Personal information
- Full name: Junior Rukondo Ndagano
- Date of birth: 25 October 1985 (age 40)
- Place of birth: Kigali, Rwanda
- Height: 1.75 m (5 ft 9 in)
- Positions: Left-back; left winger;

Youth career
- K.V. Turnhout
- K.R.C. Genk

Senior career*
- Years: Team / Apps / (Gls)
- 2000–2002: K.V. Turnhout / ? / (?)
- 2002–2004: K.R.C. Genk / ? / (?)
- 2004–2005: KV Mechelen / ? / (?)
- 2005–2009: K.F.C. Dessel Sport / ? / (?)
- 2009–2010: Paris FC / ? / (?)
- 2011–2013: K.V. Turnhout / ? / (?)

International career
- 2011: Rwanda / 3 / (0)

= Junior Ndagano =

Rwandan-born Belgian footballer

Ndagano Junior (born 25 October 1985) is a Rwandan-born Belgian football player who is currently out of contract.

Ndagano is a versatile left-sided forward or defender. He began his career at youth level with K.V. Turnhout before being signed by K.R.C. Genk as a 16-year-old.

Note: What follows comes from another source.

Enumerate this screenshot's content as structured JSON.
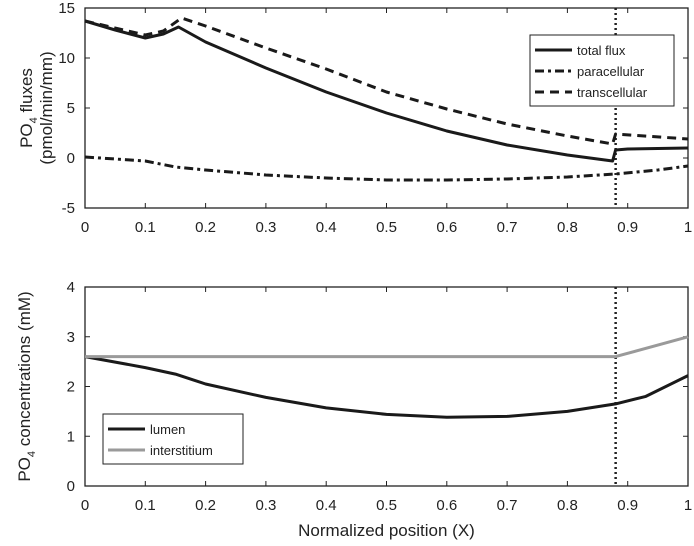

After two seasons at Genk he moved to KV Mechelen but did not managed to break into the first team. Since then he has played for a range of European clubs, including a spell with Paris FC, his most consistent period coming with Dessel Sport in the second division.

In 2011 Ndagano Junior was selected as part of a group of European players with Rwandan heritage to make a friendly tour of Rwanda. This led to him eventually being called up to the Rwandan National team.